Hi @Paul Thank you for your prompt and helpful response, It makes more sense now,
but still I am not able to understand the structure of output, I am aware I need to do some resizing for matrix multiplications etc, But before that I need NMS and for nms I need to know which value belongs to what.
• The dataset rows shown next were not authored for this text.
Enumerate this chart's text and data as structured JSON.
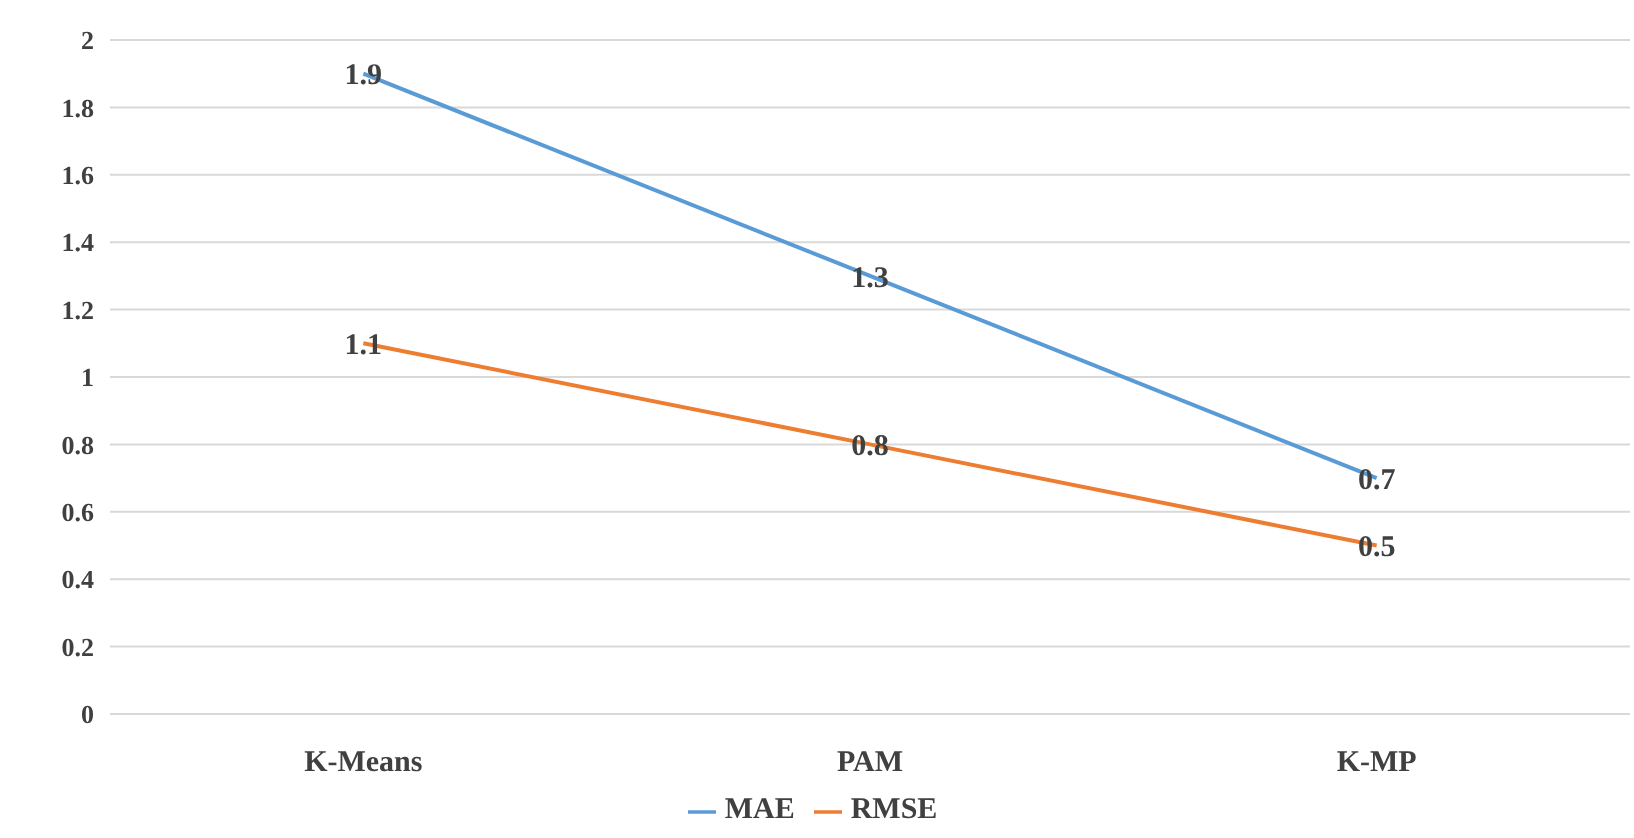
{
  "chart_data": {
    "type": "line",
    "categories": [
      "K-Means",
      "PAM",
      "K-MP"
    ],
    "series": [
      {
        "name": "MAE",
        "color": "#5b9bd5",
        "values": [
          1.9,
          1.3,
          0.7
        ]
      },
      {
        "name": "RMSE",
        "color": "#ed7d31",
        "values": [
          1.1,
          0.8,
          0.5
        ]
      }
    ],
    "ylim": [
      0,
      2
    ],
    "yticks": [
      0,
      0.2,
      0.4,
      0.6,
      0.8,
      1,
      1.2,
      1.4,
      1.6,
      1.8,
      2
    ],
    "grid": "y",
    "legend": "bottom",
    "marker": "none",
    "line_style": "solid",
    "data_labels": true
  }
}
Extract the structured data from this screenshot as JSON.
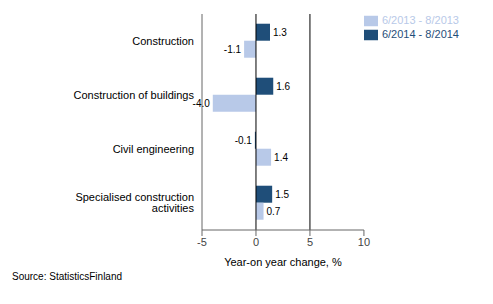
{
  "chart_data": {
    "type": "bar",
    "orientation": "horizontal",
    "categories": [
      "Construction",
      "Construction of buildings",
      "Civil engineering",
      "Specialised construction activities"
    ],
    "series": [
      {
        "name": "6/2014 - 8/2014",
        "color": "#1F4E79",
        "values": [
          1.3,
          1.6,
          -0.1,
          1.5
        ],
        "value_labels": [
          "1.3",
          "1.6",
          "-0.1",
          "1.5"
        ]
      },
      {
        "name": "6/2013 - 8/2013",
        "color": "#B8C9E8",
        "values": [
          -1.1,
          -4.0,
          1.4,
          0.7
        ],
        "value_labels": [
          "-1.1",
          "-4.0",
          "1.4",
          "0.7"
        ]
      }
    ],
    "xlabel": "Year-on year change, %",
    "xlim": [
      -5,
      10
    ],
    "xticks": [
      -5,
      0,
      5,
      10
    ],
    "vlines": [
      0,
      5
    ],
    "data_labels": true,
    "grid": false,
    "legend": "upper right",
    "annotations": [
      "Source: StatisticsFinland"
    ]
  }
}
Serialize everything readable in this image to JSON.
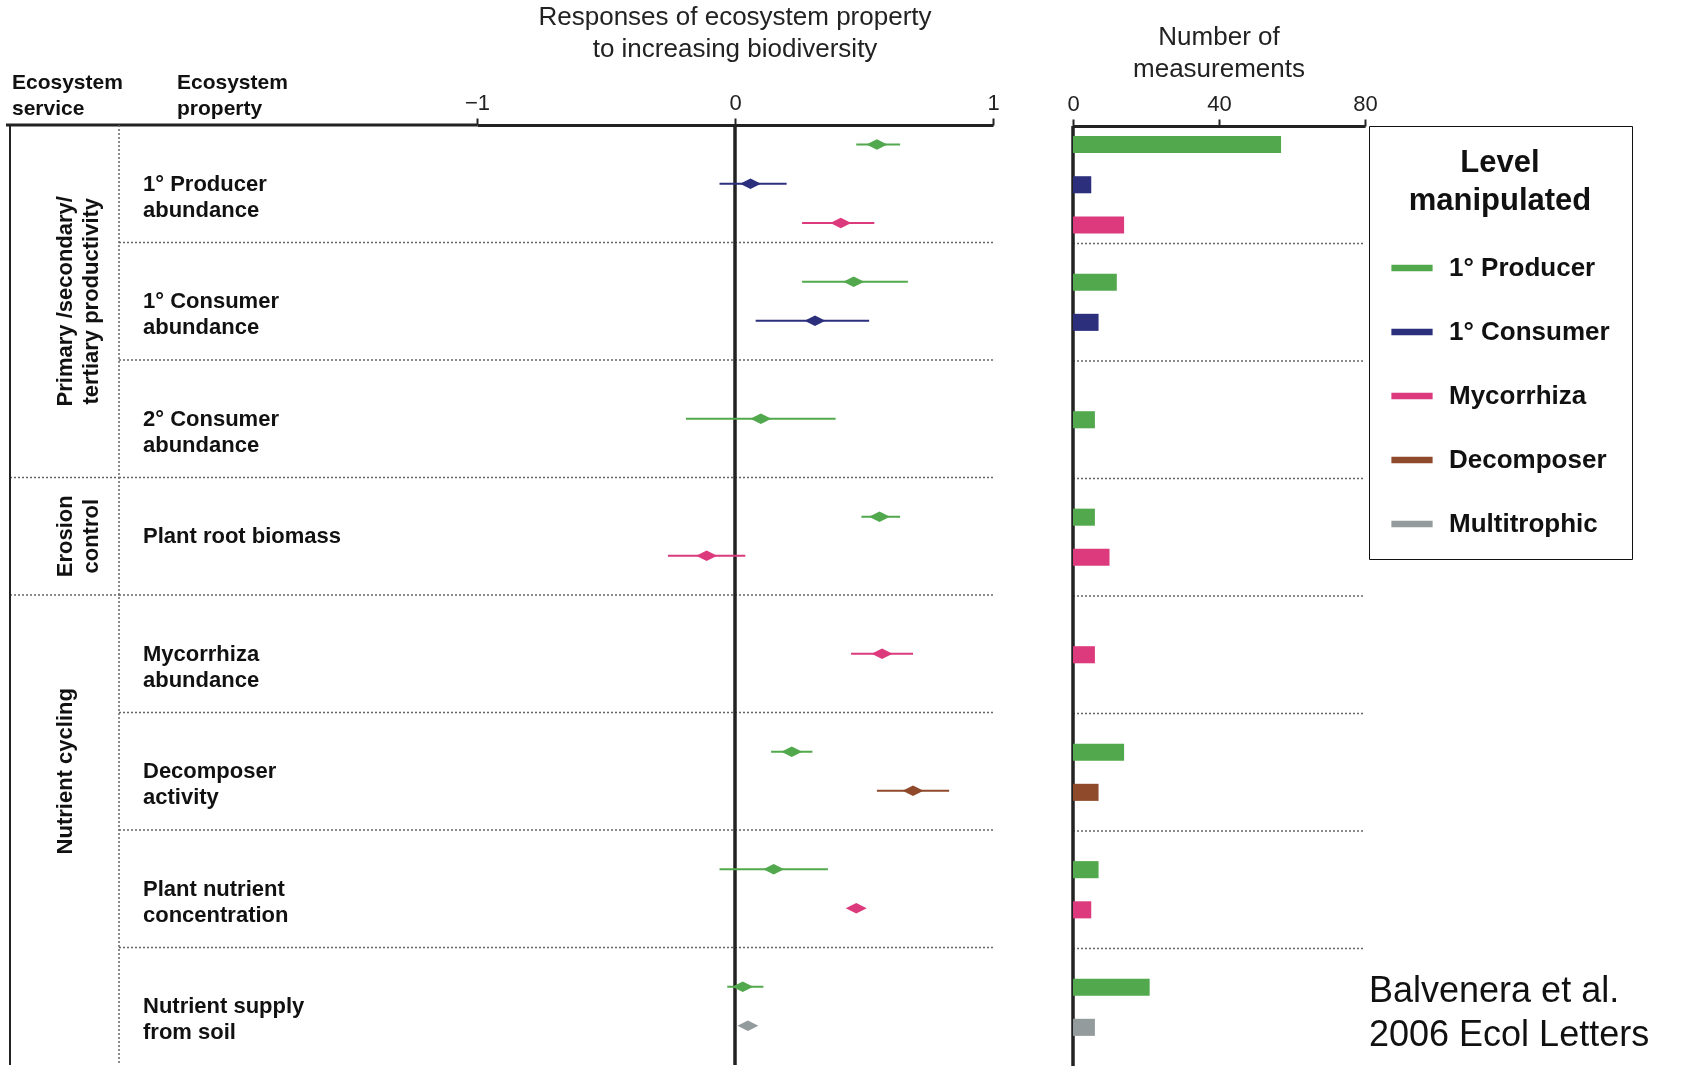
{
  "chart_data": [
    {
      "type": "scatter",
      "title": "Responses of ecosystem property\nto increasing biodiversity",
      "ylabel": "Ecosystem\nproperty",
      "orientation": "horizontal",
      "marker": "diamond",
      "categories": [
        "1° Producer\nabundance",
        "1° Consumer\nabundance",
        "2° Consumer\nabundance",
        "Plant root biomass",
        "Mycorrhiza\nabundance",
        "Decomposer\n\nactivity",
        "Plant nutrient\n\nconcentration",
        "Nutrient supply\n from soil"
      ],
      "y2_categories": [
        null,
        "Primary /secondary/\ntertiary productivity",
        null,
        "Erosion\ncontrol",
        null,
        "Nutrient cycling",
        null,
        null
      ],
      "xlim": [
        -1,
        1
      ],
      "xticks": [
        {
          "value": -1,
          "label": "−1"
        },
        0,
        1
      ],
      "ref_lines": [
        {
          "axis": "x",
          "value": 0,
          "color": "#222222"
        }
      ],
      "annotations": [
        "Ecosystem\nservice"
      ],
      "series": [
        {
          "color": "#52a84c",
          "values": [
            0.55,
            0.46,
            0.1,
            0.56,
            null,
            0.22,
            0.15,
            0.03
          ],
          "errors": [
            [
              0.47,
              0.64
            ],
            [
              0.26,
              0.67
            ],
            [
              -0.19,
              0.39
            ],
            [
              0.49,
              0.64
            ],
            null,
            [
              0.14,
              0.3
            ],
            [
              -0.06,
              0.36
            ],
            [
              -0.03,
              0.11
            ]
          ]
        },
        {
          "color": "#2b2f7c",
          "values": [
            0.06,
            0.31,
            null,
            null,
            null,
            null,
            null,
            null
          ],
          "errors": [
            [
              -0.06,
              0.2
            ],
            [
              0.08,
              0.52
            ],
            null,
            null,
            null,
            null,
            null,
            null
          ]
        },
        {
          "color": "#dc3a7c",
          "values": [
            0.41,
            null,
            null,
            -0.11,
            0.57,
            null,
            0.47,
            null
          ],
          "errors": [
            [
              0.26,
              0.54
            ],
            null,
            null,
            [
              -0.26,
              0.04
            ],
            [
              0.45,
              0.69
            ],
            null,
            null,
            null
          ]
        },
        {
          "color": "#8f4a2c",
          "values": [
            null,
            null,
            null,
            null,
            null,
            0.69,
            null,
            null
          ],
          "errors": [
            null,
            null,
            null,
            null,
            null,
            [
              0.55,
              0.83
            ],
            null,
            null
          ]
        },
        {
          "color": "#939b9c",
          "values": [
            null,
            null,
            null,
            null,
            null,
            null,
            null,
            0.05
          ]
        }
      ]
    },
    {
      "type": "bar",
      "title": "Number of\nmeasurements",
      "orientation": "horizontal",
      "tick_labels": "x",
      "legend": "right",
      "legend_title": "Level\nmanipulated",
      "categories": [
        null,
        null,
        null,
        null,
        null,
        null,
        null,
        null
      ],
      "xlim": [
        0,
        80
      ],
      "xticks": [
        0,
        40,
        80
      ],
      "annotations": [
        "Balvenera et al.\n2006 Ecol Letters"
      ],
      "series": [
        {
          "name": "1° Producer",
          "color": "#52a84c",
          "values": [
            57,
            12,
            6,
            6,
            null,
            14,
            7,
            21
          ]
        },
        {
          "name": "1° Consumer",
          "color": "#2b2f7c",
          "values": [
            5,
            7,
            null,
            null,
            null,
            null,
            null,
            null
          ]
        },
        {
          "name": "Mycorrhiza",
          "color": "#dc3a7c",
          "values": [
            14,
            null,
            null,
            10,
            6,
            null,
            5,
            null
          ]
        },
        {
          "name": "Decomposer",
          "color": "#8f4a2c",
          "values": [
            null,
            null,
            null,
            null,
            null,
            7,
            null,
            null
          ]
        },
        {
          "name": "Multitrophic",
          "color": "#939b9c",
          "values": [
            null,
            null,
            null,
            null,
            null,
            null,
            null,
            6
          ]
        }
      ]
    }
  ]
}
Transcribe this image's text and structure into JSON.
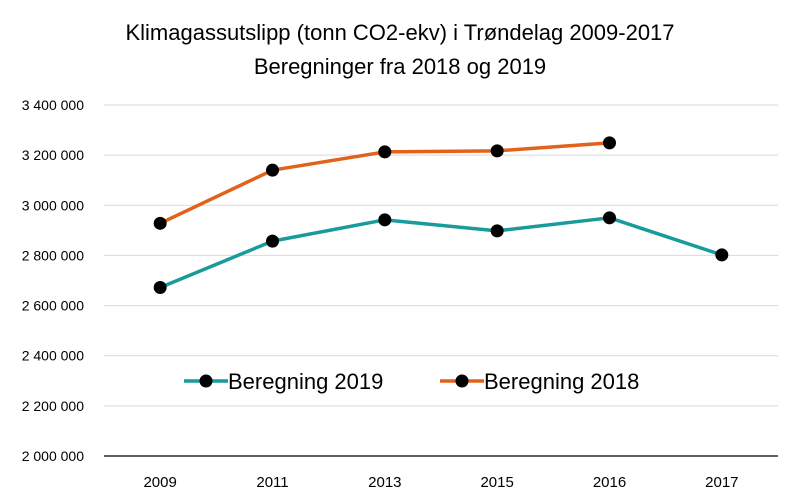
{
  "chart_data": {
    "type": "line",
    "title": "Klimagassutslipp (tonn CO2-ekv) i Trøndelag 2009-2017",
    "subtitle": "Beregninger fra 2018 og 2019",
    "categories": [
      "2009",
      "2011",
      "2013",
      "2015",
      "2016",
      "2017"
    ],
    "y_ticks": [
      "2 000 000",
      "2 200 000",
      "2 400 000",
      "2 600 000",
      "2 800 000",
      "3 000 000",
      "3 200 000",
      "3 400 000"
    ],
    "ylim": [
      2000000,
      3400000
    ],
    "grid": true,
    "legend_position": "inside-center",
    "series": [
      {
        "name": "Beregning 2019",
        "color": "#1a9b9b",
        "marker_color": "#000000",
        "values": [
          2672000,
          2857000,
          2942000,
          2898000,
          2950000,
          2802000
        ]
      },
      {
        "name": "Beregning 2018",
        "color": "#e2621b",
        "marker_color": "#000000",
        "values": [
          2928000,
          3140000,
          3213000,
          3217000,
          3249000,
          null
        ]
      }
    ]
  }
}
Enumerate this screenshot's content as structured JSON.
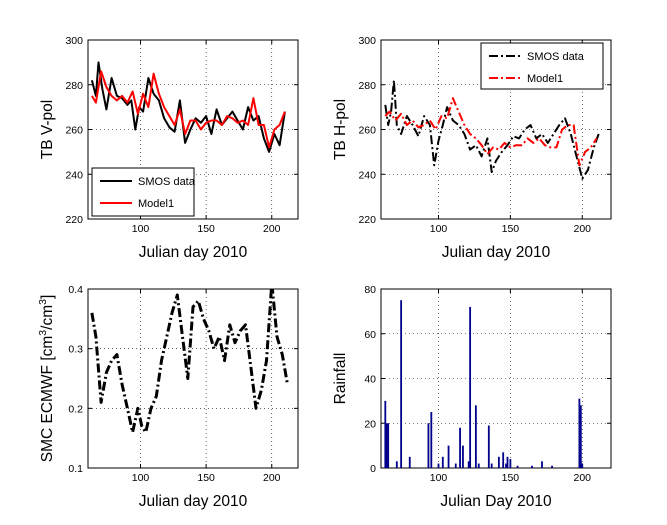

e.g from 1x40x8400, I have 40 rows and 8400 candidate labels, but these labels are in what order, is it the same like bbox (which I doubt as the values do not look like that)
e.g:
print((output_data[0][0][0:4]))
print((output_data[0][0][4:6]))
print((output_data[0][5][0:4]))
print((output_data[0][5][4:6]))
print((output_data[0][10][0:4]))
print((output_data[0][10][4:6]))
will show the values something like
[ 3.5684 9.4033 16.021 20.085]
[ 24.542 31.756]
[ 2.1164e06 1.3497e06 1.1561e06 1.3197e06]
[ 1.2169e06 1.3582e06]
[ 0.55169 0.28594 0.067442 0.23666]
[ 0.19009 0.08357]
so for index 4,5,6,7 the values are less than one and the rest all the values on all indexes are less than 637 which makes sens that these may be the coordinate of the input image which is 640x640. But in which order and where is the class label of these values? and what is confidence?
if I don’t have this information, I am not sure how to proceed from here.
Thank you for your patience and time.
And this is what I’m seeing for the function definition linked by Paul:
def process_mask_native(protos, masks_in, bboxes, shape):
"""
It takes the output of the mask head, and crops it after upsampling to the bounding boxes.
Args:
protos (torch.Tensor): [mask_dim, mask_h, mask_w]
masks_in (torch.Tensor): [n, mask_dim], n is number of masks after nms
bboxes (torch.Tensor): [n, 4], n is number of masks after nms
shape (tuple): the size of the input image (h,w)
Returns:
masks (torch.Tensor): The returned masks with dimensions [h, w, n]
"""
And this may help for NMS: How to code NonMaximum Suppression (NMS) in plain NumPy
It does sound like that, i agree. But if I look at the values they don’t add up.
I am sorry but I couldn’t get any documentation or help to reorganize tflite output.
num_masks = 32
num_classes = 4
num_predictions = 8400
output2 = np.reshape(output2, (num_predictions, 4 + num_classes + num_masks)) # reshape to [num_predictions, 4 + num_classes + num_masks]
boxes = output2[:, :4]
scores = output2[:, 4:5]
classes = output2[:, 5:5+num_classes]
masks = output2[:, 5+num_classes:]
print("BOX: ",boxes[:1])
print("SCORE: ",scores[:1])
print("CLASS: ",classes[:1])
This should be good right if I am properly ordering,
I should have boxes with their scores and class labels?
But the values in labels and scores are just not making sense. Do I need to apply any other formatting which I am missing ?
BOX: [[ 3.5684 9.4033 16.021 20.085]]
SCORE: [[ 24.542]]
CLASS: [[ 31.756 33.959 37.623 39.702]]
Score of 24.542 ? and class labels of above 30? If the class labels are somehow in 01 range, i would apply argmax, but here they just seem like coordinates of bbox, all of the numbers in some order.
It seems like you may have a flipped dimension. If the output you are seeing is out.shape=[1,40,8400]
, then the first candidate detection would be out[0,:,0]
which would have shape out[0,:,0].shape = [1,40,1]
. The 40 elements are [xc, yc, w, h, c1, c2, c3, c4, m1, m2, ..., m32]
. So, you could reuse the NMS that was working for you previously by passing out[:,:8,:]
. If you do this, you need to keep track of which indices made it through NMS so you can match up the 32 element mask vectors. Alternatively, you can update your NMS function to handle the larger input vectors and essentially ignore the extra 32 elements (but keep them around so that you can compute the masks for each prediction after NMS).